Proving boolean expression

97 views Asked by At
>>> import z3  
>>> X = z3.BitVec('X', 32)  
>>> z3.prove( X^18 == ((X|(~44)) & (X^62)) + (X&44) )  
proved  

x^18 is equivalent to ((x|(~44))&(x^62))+(x&44) ??

How could this be possible?
I want to know detailed information about proving this formula...

1

There are 1 answers

0
Axel Kemper On BEST ANSWER

You could display the (intermediate) bit vectors as symbolic sets of 8 bits each:

| X                       |   x7 |   x6 |   x5 |   x4 |   x3 |   x2 |   x1 |   x0  |
| 44                      |    0 |    0 |    1 |    0 |    1 |    1 |    0 |    0  |
| ~44                     |    1 |    1 |    0 |    1 |    0 |    0 |    1 |    1  |
| X|(~44)                 |    1 |    1 |   x5 |    1 |   x3 |   x2 |    1 |    1  |
| 62                      |    0 |    0 |    1 |    1 |    1 |    1 |    1 |    0  |
| X^62                    |   x7 |   x6 |  !x5 |  !x4 |  !x3 |  !x2 |  !x1 |   x0  |
| (X|(~44))&(X^62)        |   x7 |   x6 |    0 |  !x4 |    0 |    0 |  !x1 |   x0  |
| X&44                    |    0 |    0 |   x5 |    0 |   x3 |   x2 |    0 |    0  |
| (X|(~44))&(X^62)+(X&44) |   x7 |   x6 |   x5 |  !x4 |   x3 |   x2 |  !x1 |   x0  |
| X^18                    |   x7 |   x6 |   x5 |  !x4 |   x3 |   x2 |  !x1 |   x0  |

Six bits would suffice, as 62 can be expressed with six bits.

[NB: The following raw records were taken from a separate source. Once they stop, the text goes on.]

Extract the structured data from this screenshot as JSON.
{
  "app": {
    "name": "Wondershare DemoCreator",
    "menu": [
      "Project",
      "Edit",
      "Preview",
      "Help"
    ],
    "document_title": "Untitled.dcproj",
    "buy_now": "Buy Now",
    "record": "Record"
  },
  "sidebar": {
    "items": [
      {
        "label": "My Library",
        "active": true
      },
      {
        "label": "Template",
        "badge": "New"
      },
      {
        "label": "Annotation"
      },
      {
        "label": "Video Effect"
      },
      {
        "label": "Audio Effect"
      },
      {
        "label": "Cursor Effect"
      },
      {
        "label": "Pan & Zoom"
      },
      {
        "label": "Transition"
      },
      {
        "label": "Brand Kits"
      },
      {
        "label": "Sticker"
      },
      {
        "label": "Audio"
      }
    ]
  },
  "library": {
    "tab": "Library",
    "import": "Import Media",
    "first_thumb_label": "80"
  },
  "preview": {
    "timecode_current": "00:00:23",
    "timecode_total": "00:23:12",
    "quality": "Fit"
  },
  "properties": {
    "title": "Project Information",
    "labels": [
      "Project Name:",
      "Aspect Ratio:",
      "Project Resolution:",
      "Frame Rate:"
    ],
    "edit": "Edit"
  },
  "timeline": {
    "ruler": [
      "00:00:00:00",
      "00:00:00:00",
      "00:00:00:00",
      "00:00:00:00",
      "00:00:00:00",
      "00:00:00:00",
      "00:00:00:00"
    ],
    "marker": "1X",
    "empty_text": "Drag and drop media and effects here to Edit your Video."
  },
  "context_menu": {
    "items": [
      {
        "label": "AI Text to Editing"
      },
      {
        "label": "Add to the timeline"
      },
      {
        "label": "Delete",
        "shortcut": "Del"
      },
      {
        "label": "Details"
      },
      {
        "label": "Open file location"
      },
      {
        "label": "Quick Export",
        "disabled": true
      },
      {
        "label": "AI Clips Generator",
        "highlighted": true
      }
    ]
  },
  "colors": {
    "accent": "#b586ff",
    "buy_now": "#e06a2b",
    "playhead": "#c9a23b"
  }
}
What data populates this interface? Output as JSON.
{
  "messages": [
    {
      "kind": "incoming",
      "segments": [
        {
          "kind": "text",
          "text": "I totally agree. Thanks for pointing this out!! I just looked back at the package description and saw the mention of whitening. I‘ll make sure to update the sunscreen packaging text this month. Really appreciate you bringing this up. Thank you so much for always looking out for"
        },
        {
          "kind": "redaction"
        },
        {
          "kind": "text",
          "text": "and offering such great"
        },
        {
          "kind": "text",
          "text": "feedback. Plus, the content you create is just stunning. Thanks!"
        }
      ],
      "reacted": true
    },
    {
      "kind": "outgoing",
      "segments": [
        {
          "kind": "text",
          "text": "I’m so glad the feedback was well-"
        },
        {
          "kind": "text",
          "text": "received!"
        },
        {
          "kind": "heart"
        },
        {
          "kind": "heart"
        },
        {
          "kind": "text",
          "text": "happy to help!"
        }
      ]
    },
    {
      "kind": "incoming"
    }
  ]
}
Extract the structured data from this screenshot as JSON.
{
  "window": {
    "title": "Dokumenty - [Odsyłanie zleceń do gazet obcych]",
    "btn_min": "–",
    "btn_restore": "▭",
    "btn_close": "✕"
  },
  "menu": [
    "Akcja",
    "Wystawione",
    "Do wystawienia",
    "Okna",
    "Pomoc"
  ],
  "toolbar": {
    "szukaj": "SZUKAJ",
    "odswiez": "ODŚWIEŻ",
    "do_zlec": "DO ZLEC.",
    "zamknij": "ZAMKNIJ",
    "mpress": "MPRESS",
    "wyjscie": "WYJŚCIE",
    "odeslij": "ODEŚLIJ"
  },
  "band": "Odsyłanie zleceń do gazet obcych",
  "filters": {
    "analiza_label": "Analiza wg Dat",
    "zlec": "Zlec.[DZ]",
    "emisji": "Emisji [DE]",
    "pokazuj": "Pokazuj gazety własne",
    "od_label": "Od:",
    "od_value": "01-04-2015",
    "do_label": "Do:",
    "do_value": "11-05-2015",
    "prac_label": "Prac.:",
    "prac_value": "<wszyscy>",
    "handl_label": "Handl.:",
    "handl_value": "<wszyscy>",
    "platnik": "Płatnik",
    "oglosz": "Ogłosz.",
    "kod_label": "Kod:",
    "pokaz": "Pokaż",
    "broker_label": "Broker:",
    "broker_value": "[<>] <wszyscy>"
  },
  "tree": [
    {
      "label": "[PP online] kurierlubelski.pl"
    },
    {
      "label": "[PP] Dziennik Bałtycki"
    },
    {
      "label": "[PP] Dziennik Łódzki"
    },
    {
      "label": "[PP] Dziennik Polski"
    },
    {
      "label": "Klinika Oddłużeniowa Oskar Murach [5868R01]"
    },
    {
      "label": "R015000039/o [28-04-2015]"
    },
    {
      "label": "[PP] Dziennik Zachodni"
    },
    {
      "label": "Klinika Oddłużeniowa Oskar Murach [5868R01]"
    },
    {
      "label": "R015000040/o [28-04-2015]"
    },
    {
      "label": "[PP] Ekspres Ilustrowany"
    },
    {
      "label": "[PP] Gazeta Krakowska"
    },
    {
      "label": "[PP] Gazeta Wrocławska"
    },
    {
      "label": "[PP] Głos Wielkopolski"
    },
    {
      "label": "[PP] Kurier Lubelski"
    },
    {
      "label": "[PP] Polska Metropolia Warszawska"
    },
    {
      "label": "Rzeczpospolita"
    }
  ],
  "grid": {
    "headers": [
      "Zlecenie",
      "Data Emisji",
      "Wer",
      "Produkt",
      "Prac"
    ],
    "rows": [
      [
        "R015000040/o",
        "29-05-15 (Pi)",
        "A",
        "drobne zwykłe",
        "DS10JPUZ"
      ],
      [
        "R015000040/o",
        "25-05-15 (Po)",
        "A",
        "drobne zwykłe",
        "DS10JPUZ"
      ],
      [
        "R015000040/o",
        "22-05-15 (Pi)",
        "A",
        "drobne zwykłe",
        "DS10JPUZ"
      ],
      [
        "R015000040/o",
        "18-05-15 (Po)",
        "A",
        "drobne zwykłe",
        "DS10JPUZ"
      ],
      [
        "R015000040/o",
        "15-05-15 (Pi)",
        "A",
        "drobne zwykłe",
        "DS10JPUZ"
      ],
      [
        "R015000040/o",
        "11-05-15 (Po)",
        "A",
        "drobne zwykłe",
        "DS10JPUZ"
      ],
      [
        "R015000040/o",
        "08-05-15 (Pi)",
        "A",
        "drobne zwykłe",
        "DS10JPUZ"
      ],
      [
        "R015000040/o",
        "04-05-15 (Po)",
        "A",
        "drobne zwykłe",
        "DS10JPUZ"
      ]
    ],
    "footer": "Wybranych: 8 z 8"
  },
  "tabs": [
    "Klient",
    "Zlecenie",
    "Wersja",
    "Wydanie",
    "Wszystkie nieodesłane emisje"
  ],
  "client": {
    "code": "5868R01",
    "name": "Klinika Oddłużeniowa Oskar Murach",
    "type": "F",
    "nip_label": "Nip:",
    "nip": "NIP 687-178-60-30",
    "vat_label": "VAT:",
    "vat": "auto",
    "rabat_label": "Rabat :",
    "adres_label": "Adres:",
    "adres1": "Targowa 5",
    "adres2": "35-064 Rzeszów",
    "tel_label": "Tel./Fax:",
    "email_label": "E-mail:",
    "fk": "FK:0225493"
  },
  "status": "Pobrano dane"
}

The addition step cannot produce carry bits, as all corresponding bit pairs have one zero bit each. The other operations only have a bitwise effect. Therefore, one could analyze the equivalence bit position by bit position.

The final two table rows show that the expressions are in fact equivalent.